On the concept of "deterioration of the status" of a body of surface water, it concluded that there is deterioration as soon as the status of at least one of the quality elements, within the meaning of Annex V to the WFD, falls by one class, even if that fall does not result in a fall in classification of the body of surface water as a whole. Hyland J noted the significance of this – deterioration is not an abstract concept to be measured before and after the proposed development, but rather it is about the precise the impact of an activity on the assigned status of a surface water body.
Key point in terms of Article 4
A Member State is not at large in deciding in any given case whether a project impacting upon a surface water body will cause a deterioration of its status or jeopardise the attainment of good surface water status/ecological potential/water chemical status. They must carry out the analysis required by Article 4 of the WFD and each of the specific steps mandated by this. The requirements identified by Article 4 i.e. whether the proposal affects the good surface water status and, separately, whether it causes a deterioration of the status of the body of water, may only be answered if the previous steps required by the WFD have already been carried out in respect of the surface water body in question. It is not possible to decide whether a proposed project will jeopardise the attainment of good surface water status or good ecological potential and good chemical status and/or will cause deterioration to the status of a surface water body unless the status of that water body has been determined in accordance with the detailed criteria set out in the annexes.
There were a number of reports submitted to the Board (including hydrological feasibility assessments, a report on water abstraction and surveys on trout). These were not the same methodologies as required by the WFD. What this meant was that the Inspector was forced to carry out "some kind of proxy evaluation which makes reference to the WFD but does not in fact employ the architecture of the WFD. In truth, the Inspector is simply reciting the conclusions of the Ryan Hanley report without carrying out any independent evaluation of the conclusions of those reports by reference to the criteria set out in the WFD." In the absence of a status evaluation by the EPA, the Inspector simply was not in a position to consider compliance with the WFD.
Conclusion
The Board was obliged to ensure that the test articulated by Article 4(1)(a) was fully applied in individual authorisation decisions using the detailed and complex framework of the WFD. Where that fails to happen, any decision made by the Board will be vulnerable to judicial review, as occurred in this case.

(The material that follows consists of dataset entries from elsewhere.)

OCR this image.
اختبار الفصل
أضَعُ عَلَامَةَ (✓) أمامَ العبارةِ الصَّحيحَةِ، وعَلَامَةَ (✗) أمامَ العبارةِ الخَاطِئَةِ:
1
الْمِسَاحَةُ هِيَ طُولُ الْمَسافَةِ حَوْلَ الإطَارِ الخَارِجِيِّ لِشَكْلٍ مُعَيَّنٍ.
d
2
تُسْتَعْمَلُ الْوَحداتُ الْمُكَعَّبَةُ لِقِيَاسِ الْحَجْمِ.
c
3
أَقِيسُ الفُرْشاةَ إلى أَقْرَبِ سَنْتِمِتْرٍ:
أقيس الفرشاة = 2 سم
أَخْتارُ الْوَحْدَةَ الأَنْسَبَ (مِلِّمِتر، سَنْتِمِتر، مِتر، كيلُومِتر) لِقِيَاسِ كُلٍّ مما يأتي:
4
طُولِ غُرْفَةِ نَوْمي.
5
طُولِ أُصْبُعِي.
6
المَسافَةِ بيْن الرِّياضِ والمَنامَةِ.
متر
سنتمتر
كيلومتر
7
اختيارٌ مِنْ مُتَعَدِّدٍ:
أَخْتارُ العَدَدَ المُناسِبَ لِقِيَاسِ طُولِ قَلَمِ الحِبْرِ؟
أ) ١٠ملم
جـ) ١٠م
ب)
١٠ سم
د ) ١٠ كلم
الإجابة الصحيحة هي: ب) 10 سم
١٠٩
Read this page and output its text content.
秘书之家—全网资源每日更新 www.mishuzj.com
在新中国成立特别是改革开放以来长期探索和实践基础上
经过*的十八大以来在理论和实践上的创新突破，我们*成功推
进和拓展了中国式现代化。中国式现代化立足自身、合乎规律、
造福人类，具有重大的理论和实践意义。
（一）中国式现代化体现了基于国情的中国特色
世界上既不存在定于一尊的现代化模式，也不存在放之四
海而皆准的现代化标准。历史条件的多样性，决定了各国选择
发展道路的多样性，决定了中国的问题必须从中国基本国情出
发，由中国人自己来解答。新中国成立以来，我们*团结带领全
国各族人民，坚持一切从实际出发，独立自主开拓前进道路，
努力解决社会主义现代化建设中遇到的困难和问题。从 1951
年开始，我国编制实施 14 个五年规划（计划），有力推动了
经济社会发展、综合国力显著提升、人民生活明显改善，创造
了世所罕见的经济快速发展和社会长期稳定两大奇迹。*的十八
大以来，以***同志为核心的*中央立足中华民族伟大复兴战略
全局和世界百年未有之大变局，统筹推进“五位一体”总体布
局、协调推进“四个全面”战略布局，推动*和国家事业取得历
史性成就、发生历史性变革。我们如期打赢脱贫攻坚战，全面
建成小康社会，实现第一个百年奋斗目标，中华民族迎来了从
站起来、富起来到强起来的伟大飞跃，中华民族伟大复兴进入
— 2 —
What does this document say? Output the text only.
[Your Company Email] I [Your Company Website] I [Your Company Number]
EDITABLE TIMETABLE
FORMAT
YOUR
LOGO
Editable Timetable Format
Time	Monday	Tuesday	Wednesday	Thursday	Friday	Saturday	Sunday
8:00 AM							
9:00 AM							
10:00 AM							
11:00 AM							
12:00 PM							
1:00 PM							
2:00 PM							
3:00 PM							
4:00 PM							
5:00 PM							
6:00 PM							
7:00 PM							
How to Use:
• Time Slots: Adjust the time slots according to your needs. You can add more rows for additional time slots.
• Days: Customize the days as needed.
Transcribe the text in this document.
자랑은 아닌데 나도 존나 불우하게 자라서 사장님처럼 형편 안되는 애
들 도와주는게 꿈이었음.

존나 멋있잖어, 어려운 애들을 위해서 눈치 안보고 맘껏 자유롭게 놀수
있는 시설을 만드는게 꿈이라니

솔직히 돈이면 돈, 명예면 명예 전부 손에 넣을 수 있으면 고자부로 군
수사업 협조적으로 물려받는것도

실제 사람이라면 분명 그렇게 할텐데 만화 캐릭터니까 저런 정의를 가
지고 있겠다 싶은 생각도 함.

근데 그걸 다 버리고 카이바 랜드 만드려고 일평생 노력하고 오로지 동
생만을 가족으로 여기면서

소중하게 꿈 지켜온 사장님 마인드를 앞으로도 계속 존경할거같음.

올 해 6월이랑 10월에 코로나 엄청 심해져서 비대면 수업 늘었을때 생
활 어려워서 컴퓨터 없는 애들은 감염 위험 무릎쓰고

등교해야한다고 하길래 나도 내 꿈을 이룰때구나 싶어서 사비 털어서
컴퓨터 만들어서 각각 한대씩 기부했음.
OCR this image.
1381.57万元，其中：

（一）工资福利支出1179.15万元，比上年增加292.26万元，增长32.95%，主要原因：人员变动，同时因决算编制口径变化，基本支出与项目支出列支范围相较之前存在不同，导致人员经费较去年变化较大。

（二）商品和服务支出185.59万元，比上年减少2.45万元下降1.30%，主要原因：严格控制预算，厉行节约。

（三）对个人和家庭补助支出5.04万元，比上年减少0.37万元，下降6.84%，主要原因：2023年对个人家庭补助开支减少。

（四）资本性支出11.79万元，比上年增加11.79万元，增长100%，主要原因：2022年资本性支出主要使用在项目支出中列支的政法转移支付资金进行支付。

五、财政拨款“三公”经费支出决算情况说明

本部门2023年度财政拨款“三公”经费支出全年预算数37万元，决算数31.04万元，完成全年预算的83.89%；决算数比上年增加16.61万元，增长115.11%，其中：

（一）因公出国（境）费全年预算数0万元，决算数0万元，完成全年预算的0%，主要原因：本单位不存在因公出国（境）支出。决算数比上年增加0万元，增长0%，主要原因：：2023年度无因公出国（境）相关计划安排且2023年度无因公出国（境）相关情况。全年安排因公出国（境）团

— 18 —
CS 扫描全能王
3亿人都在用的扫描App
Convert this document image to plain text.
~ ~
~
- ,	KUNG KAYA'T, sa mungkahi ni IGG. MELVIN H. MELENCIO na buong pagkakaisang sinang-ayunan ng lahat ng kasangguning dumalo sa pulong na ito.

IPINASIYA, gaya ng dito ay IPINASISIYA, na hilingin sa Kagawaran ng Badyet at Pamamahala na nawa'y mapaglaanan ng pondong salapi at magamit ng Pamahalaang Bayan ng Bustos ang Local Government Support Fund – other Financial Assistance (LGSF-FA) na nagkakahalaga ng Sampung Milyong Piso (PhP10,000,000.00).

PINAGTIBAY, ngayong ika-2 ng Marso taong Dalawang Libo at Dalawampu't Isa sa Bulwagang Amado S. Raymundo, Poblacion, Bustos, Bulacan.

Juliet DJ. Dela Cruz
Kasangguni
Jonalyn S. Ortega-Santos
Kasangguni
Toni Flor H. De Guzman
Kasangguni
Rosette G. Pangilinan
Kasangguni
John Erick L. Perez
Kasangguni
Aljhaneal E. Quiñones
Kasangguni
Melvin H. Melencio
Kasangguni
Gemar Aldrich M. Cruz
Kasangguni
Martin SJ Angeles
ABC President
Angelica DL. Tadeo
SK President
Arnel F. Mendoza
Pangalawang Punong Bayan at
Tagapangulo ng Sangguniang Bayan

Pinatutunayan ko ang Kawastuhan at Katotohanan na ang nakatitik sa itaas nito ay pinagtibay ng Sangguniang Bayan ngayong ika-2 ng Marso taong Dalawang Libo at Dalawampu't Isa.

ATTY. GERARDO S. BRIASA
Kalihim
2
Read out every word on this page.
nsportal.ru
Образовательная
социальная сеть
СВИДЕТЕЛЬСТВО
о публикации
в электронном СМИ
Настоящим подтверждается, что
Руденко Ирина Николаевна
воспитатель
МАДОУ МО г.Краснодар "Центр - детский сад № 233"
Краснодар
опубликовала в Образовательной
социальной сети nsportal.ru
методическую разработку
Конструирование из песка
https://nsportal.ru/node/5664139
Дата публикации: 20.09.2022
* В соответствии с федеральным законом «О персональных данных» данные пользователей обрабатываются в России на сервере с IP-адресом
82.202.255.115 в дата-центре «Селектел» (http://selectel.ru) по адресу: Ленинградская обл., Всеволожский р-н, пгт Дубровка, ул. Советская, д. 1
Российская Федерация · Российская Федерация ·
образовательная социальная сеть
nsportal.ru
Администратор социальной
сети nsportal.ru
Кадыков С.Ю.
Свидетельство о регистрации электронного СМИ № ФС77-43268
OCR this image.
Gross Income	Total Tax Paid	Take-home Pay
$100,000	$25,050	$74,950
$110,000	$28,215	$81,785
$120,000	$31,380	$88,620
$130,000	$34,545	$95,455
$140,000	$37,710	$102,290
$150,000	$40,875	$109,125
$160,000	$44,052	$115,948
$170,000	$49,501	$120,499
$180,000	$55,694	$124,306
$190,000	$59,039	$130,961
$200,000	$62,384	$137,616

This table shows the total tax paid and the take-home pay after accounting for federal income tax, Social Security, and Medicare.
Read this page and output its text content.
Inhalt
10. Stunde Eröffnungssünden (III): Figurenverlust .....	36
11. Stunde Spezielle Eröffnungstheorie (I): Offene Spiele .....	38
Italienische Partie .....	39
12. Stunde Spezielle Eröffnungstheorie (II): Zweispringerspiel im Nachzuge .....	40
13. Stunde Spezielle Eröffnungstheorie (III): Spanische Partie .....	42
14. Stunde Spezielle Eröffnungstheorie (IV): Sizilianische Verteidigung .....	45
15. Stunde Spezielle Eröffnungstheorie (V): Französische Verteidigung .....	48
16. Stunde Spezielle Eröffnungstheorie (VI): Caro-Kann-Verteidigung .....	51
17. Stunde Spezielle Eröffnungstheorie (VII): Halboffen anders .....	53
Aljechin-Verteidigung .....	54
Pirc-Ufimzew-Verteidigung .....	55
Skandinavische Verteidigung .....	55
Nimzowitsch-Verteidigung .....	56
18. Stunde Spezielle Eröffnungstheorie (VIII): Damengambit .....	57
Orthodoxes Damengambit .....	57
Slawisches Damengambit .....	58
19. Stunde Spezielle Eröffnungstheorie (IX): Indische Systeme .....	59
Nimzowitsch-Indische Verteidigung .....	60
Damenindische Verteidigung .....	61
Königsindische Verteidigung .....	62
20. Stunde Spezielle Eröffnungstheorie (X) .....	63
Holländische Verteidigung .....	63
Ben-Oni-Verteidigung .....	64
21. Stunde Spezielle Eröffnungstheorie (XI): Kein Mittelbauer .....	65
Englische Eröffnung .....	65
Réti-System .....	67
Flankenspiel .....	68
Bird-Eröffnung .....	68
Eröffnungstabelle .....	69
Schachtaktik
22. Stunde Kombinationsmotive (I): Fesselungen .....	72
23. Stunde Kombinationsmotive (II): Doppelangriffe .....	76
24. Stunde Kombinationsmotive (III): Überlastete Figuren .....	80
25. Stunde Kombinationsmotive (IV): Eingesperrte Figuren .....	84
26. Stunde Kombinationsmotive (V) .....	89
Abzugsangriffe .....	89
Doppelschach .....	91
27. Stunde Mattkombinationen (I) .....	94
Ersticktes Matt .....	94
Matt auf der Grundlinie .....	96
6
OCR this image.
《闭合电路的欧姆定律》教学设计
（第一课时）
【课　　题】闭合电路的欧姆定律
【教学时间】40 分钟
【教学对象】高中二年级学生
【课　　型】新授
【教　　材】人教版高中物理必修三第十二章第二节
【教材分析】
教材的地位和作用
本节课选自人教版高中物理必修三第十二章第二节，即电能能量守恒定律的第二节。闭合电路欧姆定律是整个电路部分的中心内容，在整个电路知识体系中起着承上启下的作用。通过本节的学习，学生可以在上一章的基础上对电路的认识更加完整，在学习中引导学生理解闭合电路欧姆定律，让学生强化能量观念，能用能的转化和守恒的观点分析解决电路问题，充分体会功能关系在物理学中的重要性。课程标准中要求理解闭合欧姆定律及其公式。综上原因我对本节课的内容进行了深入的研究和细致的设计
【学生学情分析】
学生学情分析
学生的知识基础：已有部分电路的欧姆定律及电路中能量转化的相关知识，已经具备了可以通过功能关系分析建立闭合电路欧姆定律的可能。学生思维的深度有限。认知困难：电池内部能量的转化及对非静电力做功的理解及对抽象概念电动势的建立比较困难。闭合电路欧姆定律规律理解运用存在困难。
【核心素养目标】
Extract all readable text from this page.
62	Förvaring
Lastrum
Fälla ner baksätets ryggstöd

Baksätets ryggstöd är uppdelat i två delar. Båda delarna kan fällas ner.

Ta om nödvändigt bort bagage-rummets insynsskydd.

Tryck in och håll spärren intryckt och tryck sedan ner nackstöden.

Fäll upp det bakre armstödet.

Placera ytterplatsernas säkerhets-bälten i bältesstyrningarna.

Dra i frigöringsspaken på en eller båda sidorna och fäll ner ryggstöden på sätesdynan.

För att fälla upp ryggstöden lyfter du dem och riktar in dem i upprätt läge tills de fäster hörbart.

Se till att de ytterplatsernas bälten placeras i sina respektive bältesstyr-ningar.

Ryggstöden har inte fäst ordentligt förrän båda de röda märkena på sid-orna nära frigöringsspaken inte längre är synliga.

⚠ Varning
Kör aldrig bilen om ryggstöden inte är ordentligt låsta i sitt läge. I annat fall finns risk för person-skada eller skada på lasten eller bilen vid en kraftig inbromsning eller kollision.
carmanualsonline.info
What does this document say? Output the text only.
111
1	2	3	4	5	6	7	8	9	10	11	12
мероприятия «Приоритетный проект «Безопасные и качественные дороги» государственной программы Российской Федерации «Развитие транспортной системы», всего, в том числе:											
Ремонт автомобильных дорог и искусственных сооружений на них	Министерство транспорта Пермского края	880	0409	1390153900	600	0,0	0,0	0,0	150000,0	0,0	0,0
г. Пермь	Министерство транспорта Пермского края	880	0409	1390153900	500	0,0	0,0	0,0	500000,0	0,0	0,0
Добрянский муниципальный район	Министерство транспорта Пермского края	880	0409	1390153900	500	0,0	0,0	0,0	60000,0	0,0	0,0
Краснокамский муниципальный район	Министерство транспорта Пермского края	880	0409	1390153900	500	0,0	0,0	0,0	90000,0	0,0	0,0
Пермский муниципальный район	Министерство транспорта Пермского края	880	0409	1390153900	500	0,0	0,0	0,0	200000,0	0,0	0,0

Where the EPA has not carried out or provided an assessment of a water body's status, it is not sufficient for the Board to apply an alternative (or proxy) assessment. This judgment makes clear that reliance on some type of proxy evaluation, does not constitute compliance with the WFD. It is not enough for the Board to refer to concepts from the WFD. The specific steps set out in the architecture of the WFD must be identified and followed.